The catch-22 with pests is obvious. Ignore them and they will only escalate their annoyances. Retaliate, and they've succeeded in their ignoble goal. Tom Wilson, the Capitals' agitator extraordinaire, started messing with Blue Jackets goalie Elvis Merzlikins on the first shift of the game, kicking one of Merzlikins's legs as he skated through the crease. The two jawed throughout the game. This is a big Wilson thing: to pick one player, and pick on that player for the entire night. It's more efficient and targeted and effective than just being a dick at all times. It works well. It got bone-deep under Merzlikins's skin.
"He slew-footed me the very first shift," Merzlikins said, "and he was after me all game long. ... I’m pretty sure he was trying to get me hurt."
What are you supposed to do if you're Merzlikins here? Do nothing? Try to win the game and let that be your response? Sure, maybe that's a fine revenge, but it's woefully unsatisfying. Much more fulfilling would be to hit the guy. But that's an option rarely afforded to goalies, who must stay inside their little nets, and mustn't take their eyes off the puck, not even for a few gratifying swings. But sometimes the hockey gods smile upon you, and present you a prone pest in your own home, and then you give in the little shoulder devil that's been yapping at you all game long, and that's how you lose.

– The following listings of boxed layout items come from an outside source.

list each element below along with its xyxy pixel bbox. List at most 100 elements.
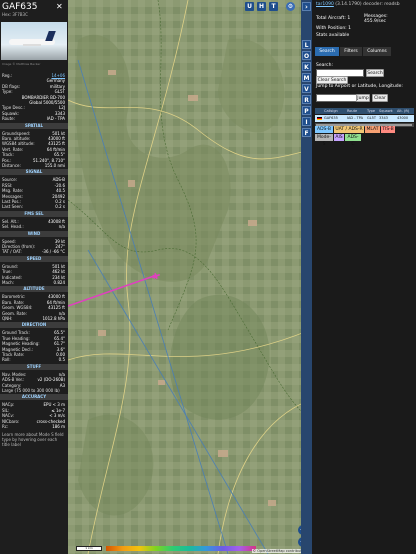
fms-sel-section-header[interactable]: FMS SEL [0,210,68,217]
altitude-section-header[interactable]: ALTITUDE [0,286,68,293]
toolbar-button-m[interactable]: M [302,73,311,82]
toolbar-button-r[interactable]: R [302,95,311,104]
field-value: 501 kt [52,130,65,136]
chevron-right-icon[interactable]: › [302,2,311,11]
info-row: Last Pos.: 0.2 s [2,199,65,204]
field-value: 155.0 nmi [44,163,65,168]
stats-available[interactable]: Stats available [316,33,349,38]
source-badge: ADS-B [315,126,333,133]
clear-search-button[interactable]: Clear Search [316,76,348,84]
info-footer: Learn more about Mode S field type by ho… [2,432,64,448]
gear-icon[interactable]: ⚙ [286,2,295,11]
spatial-section-header[interactable]: SPATIAL [0,122,68,129]
field-value: 51.240°, 8.710° [33,157,65,163]
info-row: SIL: ≤ 1e-7 [2,408,65,413]
accuracy-value: 186 m [52,424,65,429]
toolbar-button-k[interactable]: K [302,62,311,71]
aircraft-photo[interactable] [1,22,67,60]
search-label: Search: [316,63,333,68]
field-value: 0.2 s [55,204,65,210]
button-t[interactable]: T [269,2,278,11]
info-row: Nav. Modes: n/a [2,372,65,377]
field-value: 65.4° [54,335,65,341]
col-squawk[interactable]: Squawk [379,108,393,114]
stuff-section-header[interactable]: STUFF [0,363,68,370]
field-key: Ground Track: [2,330,30,336]
detail-value: military [49,83,65,89]
cell-callsign: GAF635 [324,116,338,120]
map-attribution[interactable]: © OpenStreetMap contributors [251,549,308,553]
field-value: 43000 ft [48,294,65,300]
scale-bar: 1 km [76,546,102,551]
table-row[interactable]: GAF635 IAD - TPA GL5T 3343 43000 [315,115,414,122]
info-row: TAT / OAT: -36 / -66 °C [2,249,65,254]
cell-type: GL5T [367,116,377,120]
tab-search[interactable]: Search [315,47,339,56]
toolbar-button-l[interactable]: L [302,40,311,49]
button-h[interactable]: H [257,2,266,11]
info-row: True: 462 kt [2,269,65,274]
field-key: Last Seen: [2,204,23,210]
accuracy-value: EPU < 3 m [43,402,65,408]
detail-value: BOMBARDIER BD-700 [21,94,65,100]
info-row: Track Rate: 0.00 [2,352,65,357]
category-description: Large (75 000 to 300 000 lb) [2,388,60,393]
col-route[interactable]: Route [347,108,357,114]
col-type[interactable]: Type [367,108,375,114]
info-row: True Heading: 65.4° [2,336,65,341]
info-row: Magnetic Heading: 61.7° [2,341,65,346]
aircraft-list-panel: tar1090 (3.14.1790) decoder: readsb Tota… [312,0,416,554]
version-link[interactable]: tar1090 [316,2,334,7]
field-value: 43125 ft [48,305,65,311]
button-u[interactable]: U [245,2,254,11]
toolbar-button-i[interactable]: I [302,117,311,126]
field-key: Barometric: [2,294,26,300]
accuracy-section-header[interactable]: ACCURACY [0,394,68,401]
source-badge: Mode-S [315,134,333,147]
info-row: Germany [2,78,65,83]
toolbar-button-v[interactable]: V [302,84,311,93]
field-value: 247° [55,244,65,249]
field-value: 40.5 [56,188,65,194]
signal-section-header[interactable]: SIGNAL [0,169,68,176]
toolbar-button-o[interactable]: O [302,51,311,60]
field-key: Geom. Rate: [2,310,27,316]
field-key: Mach: [2,280,14,285]
col-callsign[interactable]: Callsign [324,108,338,114]
field-value: 43008 ft [48,218,65,224]
field-key: Source: [2,177,18,183]
toolbar-button-p[interactable]: P [302,106,311,115]
detail-value[interactable]: 14+06 [51,73,65,78]
field-value: -36 / -66 °C [41,249,65,255]
map-terrain [68,0,310,554]
field-value: 39 kt [54,238,65,244]
field-value: 0.5 [58,357,65,363]
version-line: tar1090 (3.14.1790) decoder: readsb [316,2,400,7]
jump-button[interactable]: Jump [356,94,370,102]
field-value: 0.2 s [55,199,65,204]
field-value: 462 kt [52,269,65,275]
field-key: Sel. Alt.: [2,218,19,224]
col-altitude[interactable]: Alt. (ft) [397,108,409,114]
tab-columns[interactable]: Columns [363,47,391,56]
field-value: n/a [58,310,65,316]
field-key: Baro. Rate: [2,299,25,305]
field-value: 65.5° [54,330,65,336]
info-row: RSSI: -20.6 [2,183,65,188]
detail-key: Type: [2,89,13,95]
toolbar-button-f[interactable]: F [302,128,311,137]
map-view[interactable]: U H T ⚙ + − 1 km © OpenStreetMap contrib… [68,0,310,554]
field-key: Direction (from): [2,244,36,249]
speed-section-header[interactable]: SPEED [0,255,68,262]
direction-section-header[interactable]: DIRECTION [0,322,68,329]
info-row: Type Desc.: L2J [2,105,65,110]
search-button[interactable]: Search [366,69,384,77]
tab-filters[interactable]: Filters [340,47,362,56]
accuracy-value: ≤ 1e-7 [51,407,65,413]
aircraft-info-panel: GAF635 Hex: 3F7B3C ✕ Image © Matthias Be… [0,0,68,554]
wind-section-header[interactable]: WIND [0,230,68,237]
detail-key: Reg.: [2,73,13,78]
close-icon[interactable]: ✕ [56,2,63,11]
detail-value: L2J [59,105,65,111]
clear-button[interactable]: Clear [372,94,388,102]
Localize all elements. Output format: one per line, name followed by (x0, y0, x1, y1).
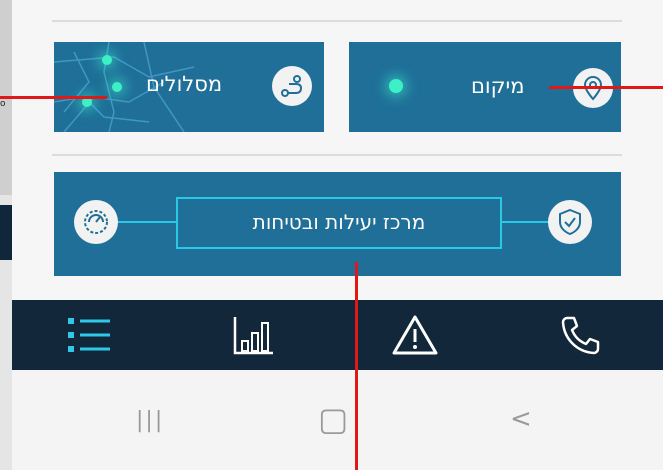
recent-apps-button[interactable]: ||| (136, 408, 164, 433)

In overtime of a 2-2 game, Wilson did not try very hard to avoid being shoved into Merzlikins's crease, and atop his stick, and did not try very hard to extract himself in a timely fashion. That's when Merzlikins saw his chance.
Merzlikins was called for roughing, and the power play gave Washington a 4-on-3 of which Alex Ovechkin took full advantage, sinking the winner from his office. Columbus's coach Pascal Vincent, who notably did not have to test his willpower not to punch Tom Wilson, was disappointed in his netminder. “Tom Wilson’s job is to get in people’s faces, and get in the goalie’s face,” Vincent said. “He’s creating a lot of emotions. The emotions were high. He did what he had to do, and we reacted. It cost us the game.”
Merzlikins on the other hand was unrepentant, saying of Wilson, "He got what he deserved. I don’t care."
I find this refreshing, and I hope Merzlikins enjoyed those brief few seconds of indulgence, because he then had to skate off past a giggling Caps celebration scrum. Cold world out there.